Увы, перед нею на подушках и вправду сидела Полактия Фортунатовна, лицо которой пылало гневом.
Свой лик она преобразила куда искусней Кати. Даже её прекрасные, прежде такие большие черные глаза, теперь были маленькими, глубоко посаженными и вообще светло-карими.
Некоторое время обе молчали.
– У тебя ещё нос недорос, на равных играть с нами в такие игры! презрительно заметила женщина-маг.
– Вон, даже цвет глаз не потрудилась изменить. Ты много видела монголов с синими глазами?
– Я их вообще очень мало видела.
– Шутишь!.. На что ты надеялась? На наше слабоумие? Застала врасплох Леона - он слишком рассеян для настоящего мага - чуть не лишила его жизни.
– Я не хотела!
– жалобно пискнула Катя.
– Я не хотела причинять Леону какого бы то ни было вреда... Он, межде прочим, тоже не слишком со мной церемонился!
Ох, Екатерина, опять ты пошла на поводу у своего самолюбия! Не могла прогнуться перед магиней, покаяться, может, и обошлось бы...
– Использовать вместо удавки африканского питона! Он не выпускает из своих объятий жертву, пока не переломает ей кости... Что ты в него превращала? Дождевого червя?
– Так, одну зверушку, - уклончиво ответила Катя. Могут и у неё быть свои секреты.
– Не слишком заносись, меня это и не интересует, - небрежно бросила Полактия Фортунатовна.
– Но за покушение на жизнь Леона я тебя накажу. Ты ведь теперь представитель белых историков? Мы обычно в отношениях друг с другом насильственных действий не применяем. Ты первая нарушила наш уговор. Так что, мне не требуется разрешение нашего Ордена на применение магии третьей степени. Я не стала слушать возражения самого пострадавшего, рискую любовью собственного сына...
– Здорово же я вас разозлила!
Катя понимала, что шутит с огнем, но уже не могла сотановиться. Она знала эту свою особенность. Казалось бы, в опасный момент замри и бойся, а в неё словно бес вселялся...
Для начала девушка соорудила из пылинок и солнечных лучиков красивый воздушный букет и мелким птичьим шагом, как и должны ходить образованные монголские девушки, подошла к великой ханше и протянула ей букет со словами:
– Представитель
белых историков приветствует представителя черных историков на русской земле тринадцатого века. Добро пожаловать! Вэл ком!– Юродствуешь!
– неодобрительно покачала головой Полактия Фортунатовна.

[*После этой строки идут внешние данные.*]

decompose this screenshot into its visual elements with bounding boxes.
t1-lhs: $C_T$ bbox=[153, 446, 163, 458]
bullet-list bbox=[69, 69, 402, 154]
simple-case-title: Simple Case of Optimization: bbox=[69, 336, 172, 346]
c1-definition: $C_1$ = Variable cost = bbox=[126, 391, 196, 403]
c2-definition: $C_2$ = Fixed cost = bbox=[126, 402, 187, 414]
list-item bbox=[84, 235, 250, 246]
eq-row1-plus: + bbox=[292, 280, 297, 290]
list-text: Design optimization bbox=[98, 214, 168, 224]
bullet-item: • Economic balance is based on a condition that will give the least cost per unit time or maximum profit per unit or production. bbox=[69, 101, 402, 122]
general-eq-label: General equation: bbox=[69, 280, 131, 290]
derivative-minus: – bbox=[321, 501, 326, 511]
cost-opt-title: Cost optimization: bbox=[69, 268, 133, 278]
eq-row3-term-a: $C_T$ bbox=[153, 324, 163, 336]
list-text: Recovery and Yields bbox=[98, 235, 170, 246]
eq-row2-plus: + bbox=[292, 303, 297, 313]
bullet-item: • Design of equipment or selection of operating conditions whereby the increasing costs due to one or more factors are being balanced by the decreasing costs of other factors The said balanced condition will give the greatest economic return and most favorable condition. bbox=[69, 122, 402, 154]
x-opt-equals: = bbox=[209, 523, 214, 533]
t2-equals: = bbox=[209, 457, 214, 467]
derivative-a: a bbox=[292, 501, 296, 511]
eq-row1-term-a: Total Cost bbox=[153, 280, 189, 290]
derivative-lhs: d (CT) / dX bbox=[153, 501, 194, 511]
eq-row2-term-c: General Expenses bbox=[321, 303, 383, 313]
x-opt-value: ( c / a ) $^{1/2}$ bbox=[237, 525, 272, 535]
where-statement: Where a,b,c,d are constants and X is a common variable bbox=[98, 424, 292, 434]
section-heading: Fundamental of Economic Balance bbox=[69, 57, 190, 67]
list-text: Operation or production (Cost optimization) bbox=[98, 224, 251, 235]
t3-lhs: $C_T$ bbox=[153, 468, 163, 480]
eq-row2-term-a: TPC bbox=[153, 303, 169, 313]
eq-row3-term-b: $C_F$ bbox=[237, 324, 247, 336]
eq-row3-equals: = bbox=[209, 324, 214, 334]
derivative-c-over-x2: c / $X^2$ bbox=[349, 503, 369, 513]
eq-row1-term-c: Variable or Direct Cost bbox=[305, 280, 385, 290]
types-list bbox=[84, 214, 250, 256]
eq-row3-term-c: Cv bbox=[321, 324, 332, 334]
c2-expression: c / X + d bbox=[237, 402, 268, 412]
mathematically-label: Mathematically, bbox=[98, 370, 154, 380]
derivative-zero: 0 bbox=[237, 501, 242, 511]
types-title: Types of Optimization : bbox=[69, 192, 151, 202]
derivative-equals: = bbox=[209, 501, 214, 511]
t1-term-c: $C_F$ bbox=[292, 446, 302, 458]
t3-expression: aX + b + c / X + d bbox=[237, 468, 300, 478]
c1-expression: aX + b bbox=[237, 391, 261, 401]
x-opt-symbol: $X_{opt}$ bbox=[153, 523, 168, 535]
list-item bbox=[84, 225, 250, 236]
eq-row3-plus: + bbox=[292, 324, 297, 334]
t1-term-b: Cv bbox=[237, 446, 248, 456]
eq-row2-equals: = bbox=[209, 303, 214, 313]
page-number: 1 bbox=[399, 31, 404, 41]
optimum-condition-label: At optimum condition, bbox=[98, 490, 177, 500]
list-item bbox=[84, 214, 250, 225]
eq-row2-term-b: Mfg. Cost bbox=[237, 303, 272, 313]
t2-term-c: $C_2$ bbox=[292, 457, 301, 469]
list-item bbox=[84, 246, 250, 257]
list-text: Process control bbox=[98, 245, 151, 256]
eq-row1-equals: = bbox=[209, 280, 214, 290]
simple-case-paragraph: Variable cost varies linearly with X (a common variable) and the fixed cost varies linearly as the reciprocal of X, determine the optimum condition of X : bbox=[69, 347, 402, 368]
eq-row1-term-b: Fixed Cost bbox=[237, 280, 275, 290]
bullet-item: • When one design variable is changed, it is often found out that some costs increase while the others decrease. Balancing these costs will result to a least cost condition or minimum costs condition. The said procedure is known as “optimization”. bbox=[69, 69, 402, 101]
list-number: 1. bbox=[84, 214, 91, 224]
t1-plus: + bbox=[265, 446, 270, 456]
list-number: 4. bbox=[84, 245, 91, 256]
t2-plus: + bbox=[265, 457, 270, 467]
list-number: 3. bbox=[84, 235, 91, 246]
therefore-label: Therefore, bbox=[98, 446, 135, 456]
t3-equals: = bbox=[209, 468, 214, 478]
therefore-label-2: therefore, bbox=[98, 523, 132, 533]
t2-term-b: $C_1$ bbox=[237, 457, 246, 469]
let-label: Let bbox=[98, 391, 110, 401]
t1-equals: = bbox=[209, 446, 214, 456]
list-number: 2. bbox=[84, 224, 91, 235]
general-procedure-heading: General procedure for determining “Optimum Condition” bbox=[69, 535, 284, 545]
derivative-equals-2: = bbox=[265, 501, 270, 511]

– Гусарствуешь. Оно и понятно. Как ни геройствуй, а страшно. Небось, колотится сердечишко? Подумай, кто ты, чтобы идти против меня? Повинись. Прощения попроси. Может и удастся тебе смягчить свое наказание...

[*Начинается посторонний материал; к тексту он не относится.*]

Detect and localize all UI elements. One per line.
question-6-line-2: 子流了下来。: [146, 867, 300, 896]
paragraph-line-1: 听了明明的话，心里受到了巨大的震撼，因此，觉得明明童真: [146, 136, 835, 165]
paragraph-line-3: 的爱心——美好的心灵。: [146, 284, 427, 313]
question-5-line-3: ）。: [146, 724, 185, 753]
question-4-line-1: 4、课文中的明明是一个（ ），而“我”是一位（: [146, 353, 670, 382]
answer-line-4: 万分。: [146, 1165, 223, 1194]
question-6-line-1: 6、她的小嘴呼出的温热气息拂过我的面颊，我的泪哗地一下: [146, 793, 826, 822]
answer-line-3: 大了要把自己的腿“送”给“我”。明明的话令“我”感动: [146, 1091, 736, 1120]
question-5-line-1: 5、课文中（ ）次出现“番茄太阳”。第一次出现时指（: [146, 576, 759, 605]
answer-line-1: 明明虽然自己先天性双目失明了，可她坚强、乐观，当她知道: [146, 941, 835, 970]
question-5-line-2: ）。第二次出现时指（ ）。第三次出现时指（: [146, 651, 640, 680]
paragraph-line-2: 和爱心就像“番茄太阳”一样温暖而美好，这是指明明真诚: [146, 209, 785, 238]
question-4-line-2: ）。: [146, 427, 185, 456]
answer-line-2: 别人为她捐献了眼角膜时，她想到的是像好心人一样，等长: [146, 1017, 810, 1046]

– А я не хочу.., - дерзко начала Катя.
– Хозяин - барин, - перебила её маг и щелкнула пальцами.
В голове Кати тоже будто щелкнуло. Стены шатра стремительно понеслись вверх, голова девушки закружилась и она едва не упала на пол.
Некоторое время спустя она поняла, что окружающие её предметы остались такими же, как прежде, это уменьшилась она сама.
Руки, которые Катя поднесла к голове, чтобы убрать непрекращающийся в ней гул, оказались двумя крыльями. Ноги превратились в небольшие лапки. А, склонив голову, она могла теперь любоваться разноцветными перышками на груди.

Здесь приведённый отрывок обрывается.